Analisis ini juga menunjukkan bahwa fotosintesis global, proses di mana tanaman mengubah sinar matahari menjadi energi, terjadi sekitar dua kali laju yang terlihat hari ini. Menurut para peneliti, lonjakan aktivitas tanaman ini kemungkinan memainkan peran dalam membentuk iklim yang sangat dinamis yang ada selama masa dinosaurus. Temuan tim diterbitkan di jurnal PNA.

Untuk mencapai hasil ini, para ilmuwan mempelajari gigi dinosaurus yang digali di Amerika Utara, Afrika, dan Eropa dari akhir Jurassic dan terlambat Cretaceous periode. Enamel gigi, salah satu zat biologis yang paling sulit dan paling tangguh, menjaga tanda -tanda isotop oksigen yang mencatat apa yang dihirup dinosaurus saat mereka menghirup. Karena rasio isotop oksigen dipengaruhi oleh karbon dioksida atmosfer dan fotosintesis tanaman, jejak -jejak ini menyediakan jendela yang berharga ke dalam kondisi iklim dan vegetasi selama usia dinosaurus.

Gigi Europasaurus
Gigi Europasaurus, dinosaurus mirip dengan Diplodocus, di batu kapur, ditemukan di tambang Langenberg di Pegunungan Harz yang juga dianalisis dalam penelitian ini. Kredit: Thomas Tütken

Bukti lonjakan CO dan iklim yang tinggi

Pada periode Jurassic Akhir, sekitar 150 juta tahun yang lalu, udara mengandung sekitar empat kali lebih banyak karbon dioksida daripada sebelum industrialisasi – yaitu, sebelum manusia mulai mengeluarkan gas rumah kaca dalam jumlah besar ke atmosfer.

Dan pada periode Kapur Akhir, sekitar 73 hingga 66 juta tahun yang lalu, levelnya tiga kali lebih tinggi dari hari ini. Gigi individu dari dua dinosaurus – Tyrannosaurus Rex dan lainnya yang dikenal sebagai Kaitatedocus siberi yang terkait dengan diplodocus – berisi komposisi isotop oksigen yang sangat tidak biasa.

Gigi tyrannosaurus rex
Gigi Tyrannosaurus Rex – seperti gigi yang dianalisis dalam penelitian ini – ditemukan di Alberta, Kanada. Kredit:
Thomas Tütken

Ini menunjuk pada lonjakan yang dapat dikaitkan dengan peristiwa besar seperti letusan gunung berapi – misalnya, letusan besar -besaran dari perangkap Deccan di tempat yang sekarang menjadi India, yang terjadi pada akhir periode Cretaceous. Fakta bahwa tanaman di darat dan air di seluruh dunia melakukan lebih banyak fotosintesis pada waktu itu mungkin dikaitkan dengan tingkat CO₂ dan suhu tahunan rata -rata yang lebih tinggi.

Terobosan untuk paleoklimatologi

Studi ini menandai tonggak sejarah untuk paleoklimatologi: sampai sekarang, karbonat di tanah dan “proksi laut” adalah alat utama yang digunakan untuk merekonstruksi iklim masa lalu. Proksi laut adalah indikator, seperti fosil atau tanda tangan kimia dalam sedimen, yang membantu para ilmuwan memahami kondisi lingkungan di laut di masa lalu. Namun, metode ini mengalami ketidakpastian. Dengan menganalisis isotop oksigen dalam fosil gigi, para peneliti sekarang telah mengembangkan metode pertama yang berfokus pada vertebrata di darat.

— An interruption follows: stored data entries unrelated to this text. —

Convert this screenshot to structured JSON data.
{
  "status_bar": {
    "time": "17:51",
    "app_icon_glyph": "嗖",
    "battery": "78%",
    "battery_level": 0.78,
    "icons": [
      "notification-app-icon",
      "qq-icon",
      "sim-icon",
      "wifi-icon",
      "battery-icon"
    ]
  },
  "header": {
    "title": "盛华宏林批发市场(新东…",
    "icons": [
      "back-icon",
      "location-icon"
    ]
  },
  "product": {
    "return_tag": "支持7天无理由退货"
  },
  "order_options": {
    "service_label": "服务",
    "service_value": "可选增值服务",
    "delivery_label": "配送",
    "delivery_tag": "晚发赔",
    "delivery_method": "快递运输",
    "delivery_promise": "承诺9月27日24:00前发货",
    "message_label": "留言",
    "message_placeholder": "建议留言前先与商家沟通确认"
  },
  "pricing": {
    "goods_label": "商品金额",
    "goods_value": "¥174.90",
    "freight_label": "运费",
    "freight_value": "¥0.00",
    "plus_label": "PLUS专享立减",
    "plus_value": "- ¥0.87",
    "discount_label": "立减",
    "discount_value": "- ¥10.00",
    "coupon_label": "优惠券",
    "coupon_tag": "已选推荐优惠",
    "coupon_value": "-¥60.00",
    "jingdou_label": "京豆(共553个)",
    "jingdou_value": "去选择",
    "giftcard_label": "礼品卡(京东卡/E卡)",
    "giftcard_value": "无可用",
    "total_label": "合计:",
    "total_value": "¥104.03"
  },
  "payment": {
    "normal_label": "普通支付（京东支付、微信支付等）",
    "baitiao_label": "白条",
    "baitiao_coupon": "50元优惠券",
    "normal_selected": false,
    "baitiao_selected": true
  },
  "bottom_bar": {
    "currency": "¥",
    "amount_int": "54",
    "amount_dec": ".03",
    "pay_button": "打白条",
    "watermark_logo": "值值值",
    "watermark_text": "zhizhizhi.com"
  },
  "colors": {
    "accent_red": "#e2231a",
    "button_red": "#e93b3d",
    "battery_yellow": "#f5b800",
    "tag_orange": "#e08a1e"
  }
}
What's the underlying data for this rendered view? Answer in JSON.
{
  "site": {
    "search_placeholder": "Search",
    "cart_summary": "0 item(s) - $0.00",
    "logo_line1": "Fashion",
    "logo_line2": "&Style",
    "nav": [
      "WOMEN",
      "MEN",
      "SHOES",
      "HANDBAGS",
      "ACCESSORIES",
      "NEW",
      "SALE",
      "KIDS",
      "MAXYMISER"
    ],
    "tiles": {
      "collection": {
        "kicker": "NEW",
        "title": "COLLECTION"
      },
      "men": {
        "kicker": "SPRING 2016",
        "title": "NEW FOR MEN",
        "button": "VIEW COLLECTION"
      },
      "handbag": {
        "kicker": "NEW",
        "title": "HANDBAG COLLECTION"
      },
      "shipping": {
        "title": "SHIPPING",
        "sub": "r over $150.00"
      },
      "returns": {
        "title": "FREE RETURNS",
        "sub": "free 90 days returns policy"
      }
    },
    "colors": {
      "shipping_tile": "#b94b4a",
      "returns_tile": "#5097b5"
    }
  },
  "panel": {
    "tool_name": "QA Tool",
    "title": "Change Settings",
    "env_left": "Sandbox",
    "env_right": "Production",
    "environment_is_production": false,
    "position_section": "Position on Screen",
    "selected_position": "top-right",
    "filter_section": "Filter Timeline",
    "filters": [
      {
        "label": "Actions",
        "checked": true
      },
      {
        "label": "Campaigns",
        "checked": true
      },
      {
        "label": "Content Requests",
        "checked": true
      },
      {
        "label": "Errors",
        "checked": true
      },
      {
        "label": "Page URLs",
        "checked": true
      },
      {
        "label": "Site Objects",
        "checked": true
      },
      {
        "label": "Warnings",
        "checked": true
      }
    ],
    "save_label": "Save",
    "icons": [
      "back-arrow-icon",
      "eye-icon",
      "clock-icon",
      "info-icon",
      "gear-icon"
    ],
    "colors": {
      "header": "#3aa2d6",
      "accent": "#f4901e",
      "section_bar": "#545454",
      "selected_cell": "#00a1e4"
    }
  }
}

“Metode kami memberi kami pandangan yang sama sekali baru tentang masa lalu Bumi,” jelas penulis utama Dr Dingssu Feng di Departemen Geokimia Universitas Göttingen. “Ini membuka kemungkinan menggunakan enamel gigi fosil untuk menyelidiki komposisi atmosfer Bumi awal dan produktivitas tanaman pada waktu itu. Ini sangat penting untuk memahami dinamika iklim jangka panjang.” Dinosaurus bisa menjadi ilmuwan iklim baru, menurut Feng: “Dahulu gigi mereka mencatat iklim untuk jangka waktu lebih dari 150 juta tahun – akhirnya kita menerima pesan.”

Referensi: “Mesozoikum Atmosferik Co2 Konsentrasi yang direkonstruksi dari enamel gigi dinosaurus ”oleh Dingssu Feng, Thomas Tütken, Eva Maria Griebeler, Daniel Herwartz dan Andreas Pack, 4 Agustus 2025, Prosiding Akademi Ilmu Pengetahuan Nasional.
Doi: 10.1073/pnas.2504324122

Studi ini didanai oleh Yayasan Penelitian Jerman (DFG) dan oleh Konsorsium VEWA sebagai bagian dari program Loewe dari Kementerian Sains dan Penelitian, Seni dan Budaya Hessian.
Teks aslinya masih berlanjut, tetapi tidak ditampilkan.